Half the residents waited longer than two hours and 19 minutes — from triage to a doctor entering — with waits ranging from 15 minutes to nearly four hours. Sixty-four percent of residents thought the waiting times were too long.

Immediately after the exercise and again six months later, residents overall rated the exercise as helpful in fostering their ability to empathize with patients. On a 100-point scale ranging from “not at all” to “a great deal,” the helpfulness ratings were an average of 66, both initially and at follow-up. The residents ranked the usefulness of the exercise at 50 initially and 49 at follow-up.
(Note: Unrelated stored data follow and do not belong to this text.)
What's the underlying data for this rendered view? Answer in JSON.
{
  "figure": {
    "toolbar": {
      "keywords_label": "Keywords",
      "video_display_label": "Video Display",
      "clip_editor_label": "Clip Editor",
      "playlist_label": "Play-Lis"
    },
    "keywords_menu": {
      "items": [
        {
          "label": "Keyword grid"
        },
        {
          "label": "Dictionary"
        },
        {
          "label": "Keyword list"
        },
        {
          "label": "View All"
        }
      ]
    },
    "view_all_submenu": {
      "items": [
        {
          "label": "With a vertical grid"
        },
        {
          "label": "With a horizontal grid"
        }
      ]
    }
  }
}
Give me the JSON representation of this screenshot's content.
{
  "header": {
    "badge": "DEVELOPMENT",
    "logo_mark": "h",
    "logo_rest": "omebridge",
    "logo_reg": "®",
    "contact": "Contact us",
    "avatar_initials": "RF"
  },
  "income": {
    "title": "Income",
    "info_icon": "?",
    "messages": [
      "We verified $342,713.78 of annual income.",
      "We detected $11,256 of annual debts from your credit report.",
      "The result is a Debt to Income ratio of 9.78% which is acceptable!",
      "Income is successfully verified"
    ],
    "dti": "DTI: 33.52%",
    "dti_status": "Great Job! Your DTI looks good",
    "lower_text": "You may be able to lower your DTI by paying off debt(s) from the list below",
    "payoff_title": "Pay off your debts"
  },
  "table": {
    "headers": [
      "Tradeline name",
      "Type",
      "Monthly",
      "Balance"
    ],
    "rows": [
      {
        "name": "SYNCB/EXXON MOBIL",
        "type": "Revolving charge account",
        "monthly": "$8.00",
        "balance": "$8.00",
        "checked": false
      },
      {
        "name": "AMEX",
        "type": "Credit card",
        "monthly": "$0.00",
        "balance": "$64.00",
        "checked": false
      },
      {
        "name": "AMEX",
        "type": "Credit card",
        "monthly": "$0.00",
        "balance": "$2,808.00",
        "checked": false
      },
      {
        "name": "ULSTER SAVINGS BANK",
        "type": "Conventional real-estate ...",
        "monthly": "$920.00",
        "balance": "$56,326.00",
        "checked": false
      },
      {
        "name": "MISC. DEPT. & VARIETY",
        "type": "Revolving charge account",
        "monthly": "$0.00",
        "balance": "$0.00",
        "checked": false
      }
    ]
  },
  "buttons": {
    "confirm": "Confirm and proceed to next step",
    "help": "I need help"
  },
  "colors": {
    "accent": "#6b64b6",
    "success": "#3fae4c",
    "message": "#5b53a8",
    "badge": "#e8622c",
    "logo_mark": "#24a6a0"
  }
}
“A couple of the residents were very unhappy with the exercise and thought it was a waste of time,” Seaberg said. “But most felt it helped them recognize what our patients have to go through just to see a doctor.”

After six months, participants also indicated that the exercise had improved their awareness of emergency department waiting times, giving it a 70 on average. On the question of whether the exercise made them better emergency physicians, the residents’ average ranking was 49. And when asked whether the exercise had an effect on their approach to patient care, the average ranking was 45.